Once
Jasper entró en la habitación de Alice mucho después de haber oído cómo el coche se alejaba de la casa.
Le resultaba curioso pensar en aquel sitio como en la habitación de Alice, cuando para él antes siempre había sido la habitación de la condesa. Como si hubiera tratado de distanciarla del título. De él. No le cabía ninguna duda de que así había sido.
No le gustaba que hubiera dejado tantas cosas suyas ahí. La mayoría, de hecho. Se preguntó enfadado si habría dejado el vestido sobre la cama y la mayoría de la ropa en el vestidor para atormentarle con su ausencia. Agarró el vestido color vino que estaba sobre la colcha y se lo llevó a la nariz para captar el delicado aroma de la tela. El enfado se le fue tan rápidamente como había venido.
Sabía que con el tiempo todo se borraría. El aroma. El recuerdo. Alice.
Se acercó a los ventanales que daban a los jardines de la mansión. Desde allí podían verse los nuevos muros que se alzaban sobre las ruinas de la calcinada ala este. Aunque fuera estaba oscuro y no había luna, imaginó que podía ver los detalles de las vigas que los obreros habían empezado a colocar. Todo empezaba a cobrar forma como él había planeado. La mansión Whitlock volvería a ser pronto un todo. Pero no tenía tan claro que a él fuera a sucederle lo mismo.
Se giró sin poder contener un suspiro y miró hacia el cuadro que dominaba la pared del fondo del elegante dormitorio. Era el retrato de una mujer de cabello largo y oscuro y ojos profundos y misteriosos que miraba desde el lienzo con expresión seria. Seguramente era atractiva, pensó. Incluso guapa. Si hacía un esfuerzo podía ver el cuadro y ver únicamente a la joven que existía cuando se encargó el cuadro. No tendría más de veinte años, pensó. En aquella mirada pausada no se adivinaba lo que le deparaba el futuro. Ni tampoco había rastro del monstruo que llevaba dentro.
–Estas paredes están llenas de parientes tuyos –le había dicho Alice con aquel tono burlón suyo tumbada sobre su pecho, con el pelo castaño revuelto y saciada tras uno de sus apasionados encuentros–. Es como vivir en medio de una reunión familiar constante. ¿Cómo lo aguantas?
–Creo que no he prestado atención a los cuadros de esta casa desde hace años –reconoció él–. Forman parte del legado de la mansión Whitlock. Transcurrido un tiempo se funden con la pared.

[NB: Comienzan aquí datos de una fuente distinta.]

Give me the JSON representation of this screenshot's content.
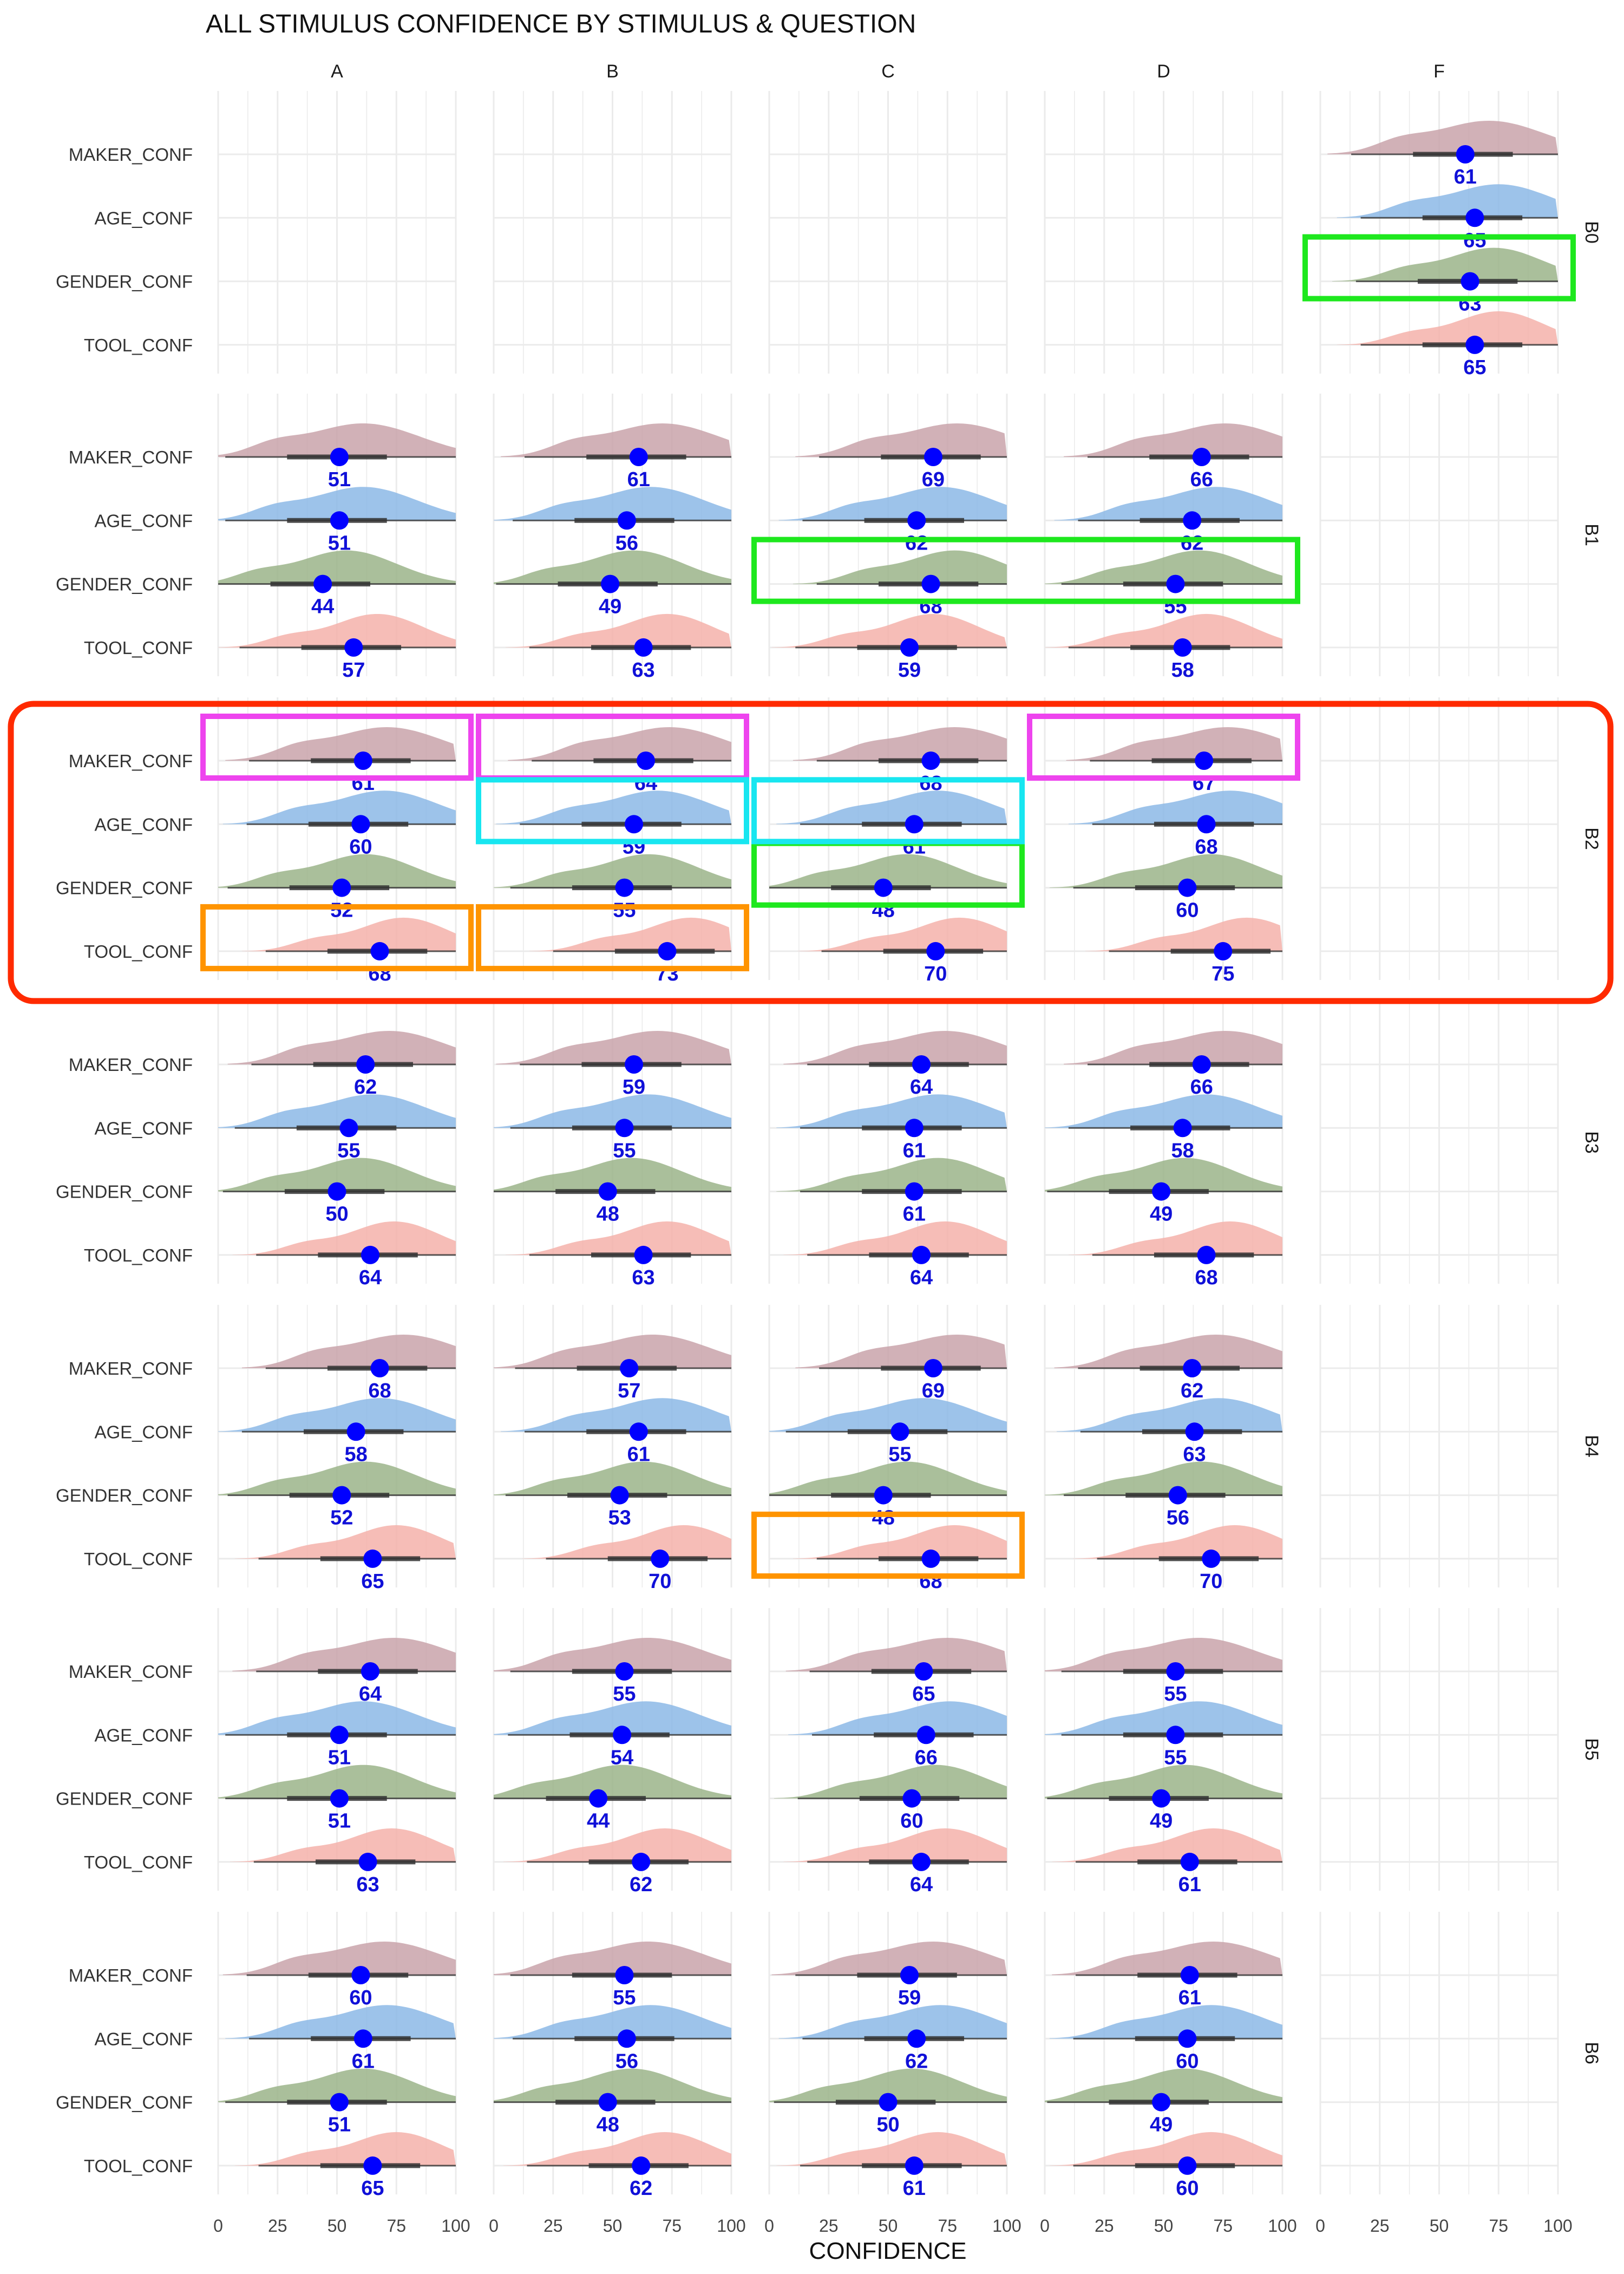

Pero al decirlo deslizó la mirada por la habitación de la condesa y se topó con un cuadro que nunca había sido capaz de ignorar ni de quitar de su lugar, a pesar de haberse dicho que quería hacerlo.
–¿Quién es? –había preguntado Alice.
Jasper se preguntó qué vería ella al mirar aquel retrato. Sin duda no lo que veía él, de eso estaba seguro. Alice no tenía manera de saber la verdad. No había señal de quién era ella en aquellas facciones pintadas. Le sorprendió descubrir que una parte de él quería mentir al respecto, quería negar la relación como si eso pudiera borrar también el dolor. Pero por alguna razón no mintió.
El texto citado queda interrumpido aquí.